Tumor deposits should not be placed in the M category of TNM: A comparative survival analysis using SEER data.

Tumor deposits (TD) are tumor nodules in the lymphatic drainage area of colorectal cancer patients, and they are currently classified in the N category in the TNM classification. However, due to the associated poor prognosis, some small cohort studies suggest that TD belong in the M category.

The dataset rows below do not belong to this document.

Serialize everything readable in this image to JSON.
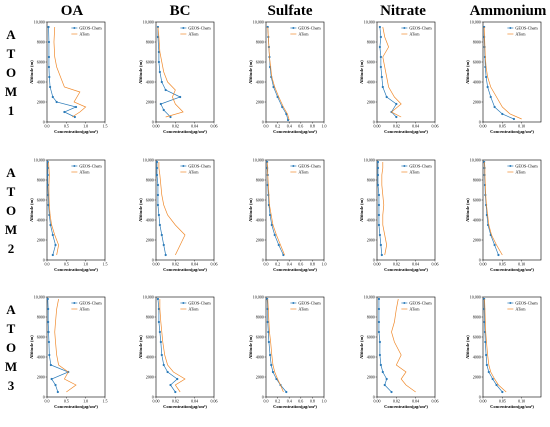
{
  "columns": [
    "OA",
    "BC",
    "Sulfate",
    "Nitrate",
    "Ammonium"
  ],
  "rows": [
    "ATOM1",
    "ATOM2",
    "ATOM3"
  ],
  "legend": [
    "GEOS-Chem",
    "ATom"
  ],
  "colors": {
    "GEOS-Chem": "#2b7bb9",
    "ATom": "#f08a2c"
  },
  "axis_text": {
    "xlabel": "Concentration(μg/sm³)",
    "ylabel": "Altitude (m)"
  },
  "chart_data": {
    "type": "line",
    "yticks": [
      "0",
      "2000",
      "4000",
      "6000",
      "8000",
      "10,000"
    ],
    "ylim": [
      0,
      10000
    ],
    "xticks": {
      "OA": [
        "0.0",
        "0.5",
        "1.0",
        "1.5"
      ],
      "BC": [
        "0.00",
        "0.02",
        "0.04",
        "0.06"
      ],
      "Sulfate": [
        "0.0",
        "0.2",
        "0.4",
        "0.6",
        "0.8",
        "1.0"
      ],
      "Nitrate": [
        "0.00",
        "0.02",
        "0.04",
        "0.06"
      ],
      "Ammonium": [
        "0.00",
        "0.05",
        "0.10"
      ]
    },
    "xlims": {
      "OA": [
        0,
        1.5
      ],
      "BC": [
        0,
        0.06
      ],
      "Sulfate": [
        0,
        1.0
      ],
      "Nitrate": [
        0,
        0.06
      ],
      "Ammonium": [
        0,
        0.15
      ]
    },
    "panels": [
      {
        "row": "ATOM1",
        "col": "OA",
        "series": [
          {
            "name": "GEOS-Chem",
            "x": [
              0.72,
              0.45,
              0.75,
              0.25,
              0.15,
              0.08,
              0.06,
              0.05,
              0.05,
              0.05,
              0.04
            ],
            "y": [
              500,
              1000,
              1500,
              2000,
              2500,
              3500,
              4500,
              5500,
              6500,
              8000,
              9500
            ]
          },
          {
            "name": "ATom",
            "x": [
              0.65,
              0.85,
              1.0,
              0.7,
              0.85,
              0.45,
              0.35,
              0.25,
              0.2,
              0.18,
              0.2
            ],
            "y": [
              500,
              1000,
              1500,
              2000,
              3000,
              3500,
              4500,
              5500,
              6500,
              8000,
              9500
            ]
          }
        ]
      },
      {
        "row": "ATOM1",
        "col": "BC",
        "series": [
          {
            "name": "GEOS-Chem",
            "x": [
              0.015,
              0.008,
              0.005,
              0.025,
              0.01,
              0.006,
              0.004,
              0.003,
              0.003,
              0.002,
              0.002
            ],
            "y": [
              500,
              1200,
              1800,
              2500,
              3200,
              4000,
              5000,
              6000,
              7000,
              8500,
              9500
            ]
          },
          {
            "name": "ATom",
            "x": [
              0.01,
              0.028,
              0.02,
              0.017,
              0.02,
              0.012,
              0.008,
              0.006,
              0.004,
              0.003,
              0.002
            ],
            "y": [
              500,
              1000,
              1800,
              2500,
              3200,
              4000,
              5000,
              6000,
              7000,
              8500,
              9500
            ]
          }
        ]
      },
      {
        "row": "ATOM1",
        "col": "Sulfate",
        "series": [
          {
            "name": "GEOS-Chem",
            "x": [
              0.38,
              0.35,
              0.28,
              0.2,
              0.13,
              0.09,
              0.07,
              0.06,
              0.05,
              0.04,
              0.03
            ],
            "y": [
              200,
              800,
              1500,
              2500,
              3500,
              4500,
              5500,
              6500,
              7500,
              8500,
              9500
            ]
          },
          {
            "name": "ATom",
            "x": [
              0.4,
              0.37,
              0.3,
              0.22,
              0.15,
              0.1,
              0.08,
              0.06,
              0.05,
              0.04,
              0.03
            ],
            "y": [
              200,
              800,
              1500,
              2500,
              3500,
              4500,
              5500,
              6500,
              7500,
              8500,
              9500
            ]
          }
        ]
      },
      {
        "row": "ATOM1",
        "col": "Nitrate",
        "series": [
          {
            "name": "GEOS-Chem",
            "x": [
              0.02,
              0.015,
              0.02,
              0.01,
              0.006,
              0.005,
              0.004,
              0.004,
              0.003,
              0.004,
              0.003
            ],
            "y": [
              500,
              1000,
              1800,
              2500,
              3500,
              4500,
              5500,
              6500,
              7500,
              8500,
              9500
            ]
          },
          {
            "name": "ATom",
            "x": [
              0.025,
              0.015,
              0.025,
              0.018,
              0.012,
              0.01,
              0.008,
              0.006,
              0.012,
              0.008,
              0.006
            ],
            "y": [
              500,
              1000,
              1800,
              2500,
              3500,
              4500,
              5500,
              6500,
              7500,
              8500,
              9500
            ]
          }
        ]
      },
      {
        "row": "ATOM1",
        "col": "Ammonium",
        "series": [
          {
            "name": "GEOS-Chem",
            "x": [
              0.08,
              0.05,
              0.03,
              0.02,
              0.012,
              0.008,
              0.006,
              0.005,
              0.004,
              0.003,
              0.003
            ],
            "y": [
              300,
              800,
              1500,
              2500,
              3500,
              4500,
              5500,
              6500,
              7500,
              8500,
              9500
            ]
          },
          {
            "name": "ATom",
            "x": [
              0.1,
              0.07,
              0.05,
              0.035,
              0.02,
              0.012,
              0.008,
              0.006,
              0.005,
              0.004,
              0.003
            ],
            "y": [
              300,
              800,
              1500,
              2500,
              3500,
              4500,
              5500,
              6500,
              7500,
              8500,
              9500
            ]
          }
        ]
      },
      {
        "row": "ATOM2",
        "col": "OA",
        "series": [
          {
            "name": "GEOS-Chem",
            "x": [
              0.15,
              0.22,
              0.15,
              0.09,
              0.06,
              0.04,
              0.03,
              0.02,
              0.02,
              0.02,
              0.02
            ],
            "y": [
              500,
              1500,
              2500,
              3500,
              4500,
              5500,
              6500,
              7500,
              8500,
              9200,
              9800
            ]
          },
          {
            "name": "ATom",
            "x": [
              0.25,
              0.3,
              0.2,
              0.12,
              0.08,
              0.06,
              0.05,
              0.05,
              0.06,
              0.05,
              0.04
            ],
            "y": [
              500,
              1500,
              2500,
              3500,
              4500,
              5500,
              6500,
              7500,
              8500,
              9200,
              9800
            ]
          }
        ]
      },
      {
        "row": "ATOM2",
        "col": "BC",
        "series": [
          {
            "name": "GEOS-Chem",
            "x": [
              0.01,
              0.008,
              0.006,
              0.004,
              0.003,
              0.002,
              0.002,
              0.002,
              0.001,
              0.001,
              0.001
            ],
            "y": [
              500,
              1500,
              2500,
              3500,
              4500,
              5500,
              6500,
              7500,
              8500,
              9200,
              9800
            ]
          },
          {
            "name": "ATom",
            "x": [
              0.02,
              0.025,
              0.03,
              0.02,
              0.012,
              0.008,
              0.006,
              0.005,
              0.004,
              0.003,
              0.003
            ],
            "y": [
              500,
              1500,
              2500,
              3500,
              4500,
              5500,
              6500,
              7500,
              8500,
              9200,
              9800
            ]
          }
        ]
      },
      {
        "row": "ATOM2",
        "col": "Sulfate",
        "series": [
          {
            "name": "GEOS-Chem",
            "x": [
              0.3,
              0.22,
              0.15,
              0.1,
              0.07,
              0.05,
              0.04,
              0.03,
              0.03,
              0.02,
              0.02
            ],
            "y": [
              500,
              1500,
              2500,
              3500,
              4500,
              5500,
              6500,
              7500,
              8500,
              9200,
              9800
            ]
          },
          {
            "name": "ATom",
            "x": [
              0.32,
              0.25,
              0.18,
              0.12,
              0.09,
              0.06,
              0.05,
              0.04,
              0.03,
              0.03,
              0.02
            ],
            "y": [
              500,
              1500,
              2500,
              3500,
              4500,
              5500,
              6500,
              7500,
              8500,
              9200,
              9800
            ]
          }
        ]
      },
      {
        "row": "ATOM2",
        "col": "Nitrate",
        "series": [
          {
            "name": "GEOS-Chem",
            "x": [
              0.005,
              0.004,
              0.003,
              0.002,
              0.002,
              0.002,
              0.002,
              0.001,
              0.001,
              0.001,
              0.001
            ],
            "y": [
              500,
              1500,
              2500,
              3500,
              4500,
              5500,
              6500,
              7500,
              8500,
              9200,
              9800
            ]
          },
          {
            "name": "ATom",
            "x": [
              0.008,
              0.01,
              0.008,
              0.006,
              0.006,
              0.007,
              0.006,
              0.005,
              0.005,
              0.006,
              0.006
            ],
            "y": [
              500,
              1500,
              2500,
              3500,
              4500,
              5500,
              6500,
              7500,
              8500,
              9200,
              9800
            ]
          }
        ]
      },
      {
        "row": "ATOM2",
        "col": "Ammonium",
        "series": [
          {
            "name": "GEOS-Chem",
            "x": [
              0.04,
              0.03,
              0.02,
              0.013,
              0.01,
              0.008,
              0.006,
              0.005,
              0.004,
              0.004,
              0.003
            ],
            "y": [
              500,
              1500,
              2500,
              3500,
              4500,
              5500,
              6500,
              7500,
              8500,
              9200,
              9800
            ]
          },
          {
            "name": "ATom",
            "x": [
              0.05,
              0.035,
              0.022,
              0.015,
              0.012,
              0.009,
              0.007,
              0.006,
              0.005,
              0.005,
              0.004
            ],
            "y": [
              500,
              1500,
              2500,
              3500,
              4500,
              5500,
              6500,
              7500,
              8500,
              9200,
              9800
            ]
          }
        ]
      },
      {
        "row": "ATOM3",
        "col": "OA",
        "series": [
          {
            "name": "GEOS-Chem",
            "x": [
              0.28,
              0.22,
              0.12,
              0.55,
              0.1,
              0.06,
              0.05,
              0.04,
              0.03,
              0.03,
              0.02
            ],
            "y": [
              500,
              1200,
              1800,
              2500,
              3200,
              4200,
              5500,
              6500,
              7500,
              8800,
              9800
            ]
          },
          {
            "name": "ATom",
            "x": [
              0.5,
              0.75,
              0.45,
              0.55,
              0.3,
              0.25,
              0.22,
              0.2,
              0.22,
              0.25,
              0.3
            ],
            "y": [
              500,
              1200,
              1800,
              2500,
              3200,
              4200,
              5500,
              6500,
              7500,
              8800,
              9800
            ]
          }
        ]
      },
      {
        "row": "ATOM3",
        "col": "BC",
        "series": [
          {
            "name": "GEOS-Chem",
            "x": [
              0.02,
              0.015,
              0.022,
              0.012,
              0.008,
              0.006,
              0.005,
              0.004,
              0.003,
              0.003,
              0.002
            ],
            "y": [
              500,
              1200,
              1800,
              2500,
              3200,
              4200,
              5500,
              6500,
              7500,
              8800,
              9800
            ]
          },
          {
            "name": "ATom",
            "x": [
              0.025,
              0.02,
              0.03,
              0.018,
              0.012,
              0.009,
              0.007,
              0.006,
              0.005,
              0.004,
              0.004
            ],
            "y": [
              500,
              1200,
              1800,
              2500,
              3200,
              4200,
              5500,
              6500,
              7500,
              8800,
              9800
            ]
          }
        ]
      },
      {
        "row": "ATOM3",
        "col": "Sulfate",
        "series": [
          {
            "name": "GEOS-Chem",
            "x": [
              0.35,
              0.25,
              0.18,
              0.12,
              0.09,
              0.07,
              0.05,
              0.04,
              0.03,
              0.03,
              0.02
            ],
            "y": [
              500,
              1200,
              1800,
              2500,
              3200,
              4200,
              5500,
              6500,
              7500,
              8800,
              9800
            ]
          },
          {
            "name": "ATom",
            "x": [
              0.3,
              0.25,
              0.2,
              0.15,
              0.12,
              0.1,
              0.08,
              0.06,
              0.05,
              0.04,
              0.03
            ],
            "y": [
              500,
              1200,
              1800,
              2500,
              3200,
              4200,
              5500,
              6500,
              7500,
              8800,
              9800
            ]
          }
        ]
      },
      {
        "row": "ATOM3",
        "col": "Nitrate",
        "series": [
          {
            "name": "GEOS-Chem",
            "x": [
              0.015,
              0.008,
              0.01,
              0.006,
              0.004,
              0.003,
              0.003,
              0.002,
              0.002,
              0.002,
              0.002
            ],
            "y": [
              500,
              1200,
              1800,
              2500,
              3200,
              4200,
              5500,
              6500,
              7500,
              8800,
              9800
            ]
          },
          {
            "name": "ATom",
            "x": [
              0.04,
              0.03,
              0.025,
              0.03,
              0.02,
              0.025,
              0.018,
              0.015,
              0.018,
              0.02,
              0.022
            ],
            "y": [
              500,
              1200,
              1800,
              2500,
              3200,
              4200,
              5500,
              6500,
              7500,
              8800,
              9800
            ]
          }
        ]
      },
      {
        "row": "ATOM3",
        "col": "Ammonium",
        "series": [
          {
            "name": "GEOS-Chem",
            "x": [
              0.05,
              0.035,
              0.025,
              0.015,
              0.01,
              0.008,
              0.006,
              0.005,
              0.004,
              0.003,
              0.003
            ],
            "y": [
              500,
              1200,
              1800,
              2500,
              3200,
              4200,
              5500,
              6500,
              7500,
              8800,
              9800
            ]
          },
          {
            "name": "ATom",
            "x": [
              0.06,
              0.04,
              0.03,
              0.02,
              0.015,
              0.012,
              0.009,
              0.007,
              0.006,
              0.005,
              0.004
            ],
            "y": [
              500,
              1200,
              1800,
              2500,
              3200,
              4200,
              5500,
              6500,
              7500,
              8800,
              9800
            ]
          }
        ]
      }
    ]
  }
}
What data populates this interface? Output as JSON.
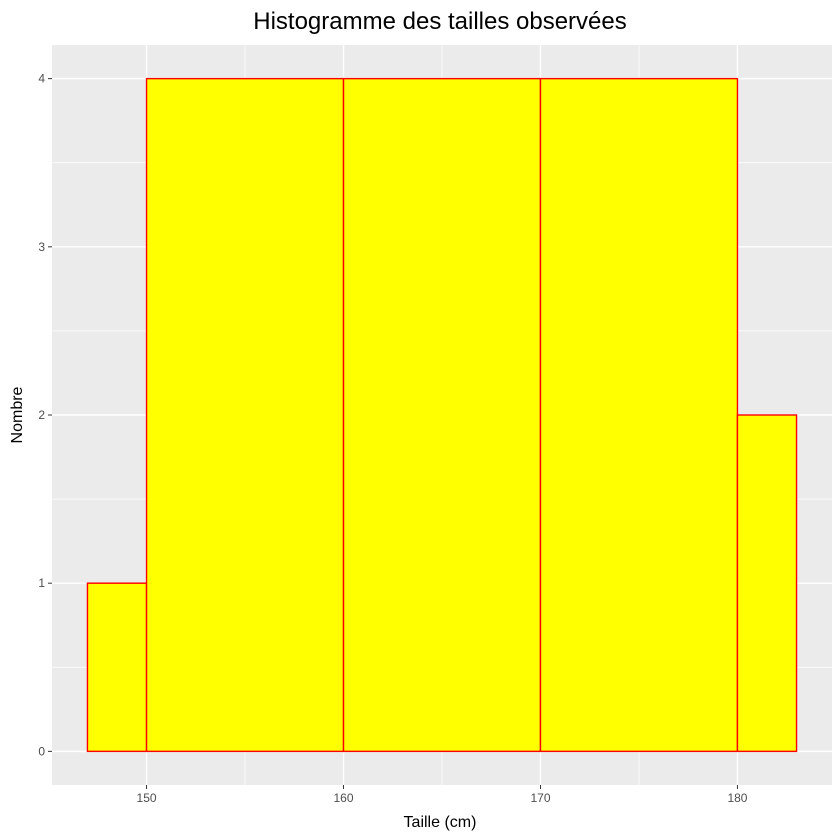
{
  "chart_data": {
    "type": "bar",
    "title": "Histogramme des tailles observées",
    "xlabel": "Taille (cm)",
    "ylabel": "Nombre",
    "xlim": [
      145.2,
      184.8
    ],
    "ylim": [
      -0.2,
      4.2
    ],
    "x_ticks": [
      150,
      160,
      170,
      180
    ],
    "y_ticks": [
      0,
      1,
      2,
      3,
      4
    ],
    "bins": [
      {
        "from": 147,
        "to": 150,
        "count": 1
      },
      {
        "from": 150,
        "to": 160,
        "count": 4
      },
      {
        "from": 160,
        "to": 170,
        "count": 4
      },
      {
        "from": 170,
        "to": 180,
        "count": 4
      },
      {
        "from": 180,
        "to": 183,
        "count": 2
      }
    ],
    "panel_background": "#ebebeb",
    "grid": true,
    "grid_color": "#ffffff",
    "bar_fill": "#ffff00",
    "bar_outline": "#ff0000",
    "tick_color": "#333333"
  }
}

A retrospective study using The Surveillance, Epidemiology, and End Results program (SEER) data was performed in Stages III and IV colon carcinoma (CC) patients to evaluate the prognostic impact of TD. In multivariate analysis, TD have significantly negative effect on survival in both stages (Stage III HR = 1.4 [95% CI 1.4-1.5] and Stage IV HR = 1.3 [95% CI 1.2-1.3]). In Stage III, 5-year overall survival (OS) for patients with TD 49%, whereas it was 64% for patients without TD (p < .001). Additionally, in Stage IV patients without TD, the 5-year OS rates are superior at 21% compared to patients with TD, who show 5-year OS rate of 10% (p < .001). Stage III patients with TD (5-year OS 49%) have a significantly better prognosis compared to Stage IV patients (5-year OS 17%, p < .001). Therefore, despite the previous suggestions, this large scale study (n = 52,332) on outcomes in CC does not support the classification of TD in Stage IV.